Kommentar Tierrechte: Warme Worte, keine Taten
Agrarminister Christian Schmidt kündigt eine Tierwohl-Initiative an. Nur sagt er leider nicht, wann die Landwirte diese umsetzen sollen.
D ie Rhetorik der Tierschützer hat Bundesagrarminister Christian Schmidt schon drauf: Die Ställe, sagte er am Mittwoch bei der Vorstellung seiner „Tierwohl-Initiative“, müssten an die Tiere angepasst werden – nicht umgekehrt. Das predigen der Tierschutzbund, die Bürgerinitiativen gegen Massenställe oder die Grünen bereits seit Jahren. Dass jetzt auch das CSU-geführte Bundesministerium endlich so redet, könnte ein Fortschritt sein.
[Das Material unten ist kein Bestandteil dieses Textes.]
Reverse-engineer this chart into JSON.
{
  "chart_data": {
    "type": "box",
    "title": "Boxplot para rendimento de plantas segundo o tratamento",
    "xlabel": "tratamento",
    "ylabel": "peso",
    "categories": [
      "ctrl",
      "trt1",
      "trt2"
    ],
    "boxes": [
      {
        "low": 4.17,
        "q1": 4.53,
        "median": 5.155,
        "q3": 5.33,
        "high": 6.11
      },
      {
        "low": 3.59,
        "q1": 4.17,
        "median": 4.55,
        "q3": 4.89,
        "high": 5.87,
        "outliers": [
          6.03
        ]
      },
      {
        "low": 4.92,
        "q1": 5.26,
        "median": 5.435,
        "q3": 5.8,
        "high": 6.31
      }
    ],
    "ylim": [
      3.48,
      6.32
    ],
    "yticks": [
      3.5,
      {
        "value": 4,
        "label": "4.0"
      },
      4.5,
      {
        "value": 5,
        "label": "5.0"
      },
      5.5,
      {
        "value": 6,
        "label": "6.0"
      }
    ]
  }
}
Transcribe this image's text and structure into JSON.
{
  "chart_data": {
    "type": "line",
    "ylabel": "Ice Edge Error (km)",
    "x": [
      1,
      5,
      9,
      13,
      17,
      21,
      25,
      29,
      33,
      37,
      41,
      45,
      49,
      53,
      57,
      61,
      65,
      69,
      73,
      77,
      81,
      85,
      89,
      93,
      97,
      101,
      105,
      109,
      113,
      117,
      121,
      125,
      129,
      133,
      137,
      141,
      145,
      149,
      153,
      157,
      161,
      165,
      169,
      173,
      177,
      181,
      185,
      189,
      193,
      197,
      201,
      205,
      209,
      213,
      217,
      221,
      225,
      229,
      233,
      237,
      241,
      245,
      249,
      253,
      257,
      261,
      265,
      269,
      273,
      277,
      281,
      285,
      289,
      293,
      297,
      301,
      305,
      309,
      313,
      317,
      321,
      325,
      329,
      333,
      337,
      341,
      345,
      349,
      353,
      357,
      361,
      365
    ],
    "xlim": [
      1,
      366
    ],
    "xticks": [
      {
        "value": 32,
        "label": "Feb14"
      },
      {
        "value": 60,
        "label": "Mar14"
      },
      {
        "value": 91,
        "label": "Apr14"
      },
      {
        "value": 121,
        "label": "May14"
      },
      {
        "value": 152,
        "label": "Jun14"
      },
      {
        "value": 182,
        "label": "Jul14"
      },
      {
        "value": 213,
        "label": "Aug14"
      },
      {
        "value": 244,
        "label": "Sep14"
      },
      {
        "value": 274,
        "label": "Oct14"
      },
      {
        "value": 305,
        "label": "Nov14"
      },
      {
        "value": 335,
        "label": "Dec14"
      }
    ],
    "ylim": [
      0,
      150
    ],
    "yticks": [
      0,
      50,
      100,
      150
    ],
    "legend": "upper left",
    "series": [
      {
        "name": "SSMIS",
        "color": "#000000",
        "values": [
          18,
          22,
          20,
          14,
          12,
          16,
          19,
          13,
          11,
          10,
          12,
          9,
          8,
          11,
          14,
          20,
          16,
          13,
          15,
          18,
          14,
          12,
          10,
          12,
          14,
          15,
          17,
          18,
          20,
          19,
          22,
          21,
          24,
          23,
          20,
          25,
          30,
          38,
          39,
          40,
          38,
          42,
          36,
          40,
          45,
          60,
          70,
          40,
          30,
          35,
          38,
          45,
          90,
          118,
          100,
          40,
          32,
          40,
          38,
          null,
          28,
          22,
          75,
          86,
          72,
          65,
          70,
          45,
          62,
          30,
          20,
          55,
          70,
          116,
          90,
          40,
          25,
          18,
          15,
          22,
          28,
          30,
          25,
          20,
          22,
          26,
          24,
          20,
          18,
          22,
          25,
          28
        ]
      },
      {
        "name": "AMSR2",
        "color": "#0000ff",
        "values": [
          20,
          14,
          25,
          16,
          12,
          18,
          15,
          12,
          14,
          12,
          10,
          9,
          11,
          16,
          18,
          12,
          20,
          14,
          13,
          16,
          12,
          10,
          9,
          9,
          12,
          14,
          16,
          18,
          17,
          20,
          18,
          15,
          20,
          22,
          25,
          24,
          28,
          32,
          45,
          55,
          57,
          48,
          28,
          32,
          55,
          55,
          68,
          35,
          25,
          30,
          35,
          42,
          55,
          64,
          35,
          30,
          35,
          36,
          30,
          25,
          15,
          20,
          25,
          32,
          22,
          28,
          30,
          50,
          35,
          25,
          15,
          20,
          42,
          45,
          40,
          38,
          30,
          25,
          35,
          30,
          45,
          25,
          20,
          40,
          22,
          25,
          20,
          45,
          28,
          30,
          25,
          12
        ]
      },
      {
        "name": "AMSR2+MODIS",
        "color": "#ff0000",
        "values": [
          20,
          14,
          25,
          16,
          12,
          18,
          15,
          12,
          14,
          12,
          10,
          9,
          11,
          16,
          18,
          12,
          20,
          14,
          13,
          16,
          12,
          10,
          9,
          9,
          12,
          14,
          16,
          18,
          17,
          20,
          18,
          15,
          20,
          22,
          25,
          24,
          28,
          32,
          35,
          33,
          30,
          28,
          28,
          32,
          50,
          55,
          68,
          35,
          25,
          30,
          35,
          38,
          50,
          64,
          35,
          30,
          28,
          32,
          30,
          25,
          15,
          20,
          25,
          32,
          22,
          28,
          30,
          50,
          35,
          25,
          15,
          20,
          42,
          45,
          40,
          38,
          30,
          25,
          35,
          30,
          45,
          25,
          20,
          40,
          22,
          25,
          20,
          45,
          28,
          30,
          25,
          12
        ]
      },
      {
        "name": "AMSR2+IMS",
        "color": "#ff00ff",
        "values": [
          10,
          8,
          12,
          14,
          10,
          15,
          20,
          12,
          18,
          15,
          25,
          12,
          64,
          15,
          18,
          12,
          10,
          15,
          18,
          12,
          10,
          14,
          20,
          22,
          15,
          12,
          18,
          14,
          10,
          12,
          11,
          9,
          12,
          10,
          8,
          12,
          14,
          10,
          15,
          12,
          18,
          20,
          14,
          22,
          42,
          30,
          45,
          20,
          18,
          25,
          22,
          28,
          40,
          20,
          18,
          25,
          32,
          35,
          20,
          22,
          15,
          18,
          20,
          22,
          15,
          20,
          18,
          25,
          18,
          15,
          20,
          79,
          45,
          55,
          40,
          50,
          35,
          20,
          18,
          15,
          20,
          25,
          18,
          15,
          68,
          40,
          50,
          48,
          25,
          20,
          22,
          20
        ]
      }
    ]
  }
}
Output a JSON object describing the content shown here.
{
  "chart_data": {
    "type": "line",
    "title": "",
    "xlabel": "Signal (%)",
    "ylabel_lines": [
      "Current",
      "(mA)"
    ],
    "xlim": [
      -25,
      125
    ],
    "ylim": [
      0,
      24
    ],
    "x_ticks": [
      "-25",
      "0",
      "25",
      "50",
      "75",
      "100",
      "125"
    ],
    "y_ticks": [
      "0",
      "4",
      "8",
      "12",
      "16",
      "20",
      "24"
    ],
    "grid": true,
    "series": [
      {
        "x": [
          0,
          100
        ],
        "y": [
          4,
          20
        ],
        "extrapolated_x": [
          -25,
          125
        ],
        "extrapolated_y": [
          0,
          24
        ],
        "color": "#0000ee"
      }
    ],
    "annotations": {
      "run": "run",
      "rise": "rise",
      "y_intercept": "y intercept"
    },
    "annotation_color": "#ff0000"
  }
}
Leider scheinen diese Thesen bei Schmidt zu leeren Worthülsen zu verkümmern. Seine Tierwohl-Initiative hat zwar schöne Ziele: Die Landwirte sollen künftig darauf verzichten, den Tieren Körperteile wie Schnäbel oder Schwänze mit der Klinge zu kürzen. Stattdessen müssen sie anders verhindern, dass sich beispielsweise Schweine gegenseitig in den engen und reizlosen Ställen verletzen. Doch Schmidt will das nur per „freiwillige Selbstverpflichtung“ erreichen. Er nennt noch nicht einmal ein klares Datum, bis diese ethisch äußerst fragwürdige Praxis aufhören soll. Das wird den Druck auf die Landwirte, ihre Tiere besser zu halten, kaum erhöhen.
Deshalb kann auch Schmidts wichtigstes Argument gegen Verbote nicht überzeugen. Es lautet: Mit der freiwilligen Strategie kommen wir schneller ans Ziel. Dabei könnte der Agrarminister das Tierschutzrecht jederzeit so präzisieren, dass das massenhafte Kupieren klar untersagt ist. Aber Schmidt wartet weiter – wahrscheinlich, weil er es nicht wagt, gegen die Interessen der Agrarindustrielobby vorzugehen.
Schmidt sagt, er sei erst seit sieben Monaten im Amt. Aber seine Partei führt das Agrarministerium bereits seit 2005. Die CSU hatte also schon neun Jahre, die Zustände in den Ställen bedeutend zu verbessern. Jetzt liefert sie immerhin mal warme Worte – aber noch lange keine Taten.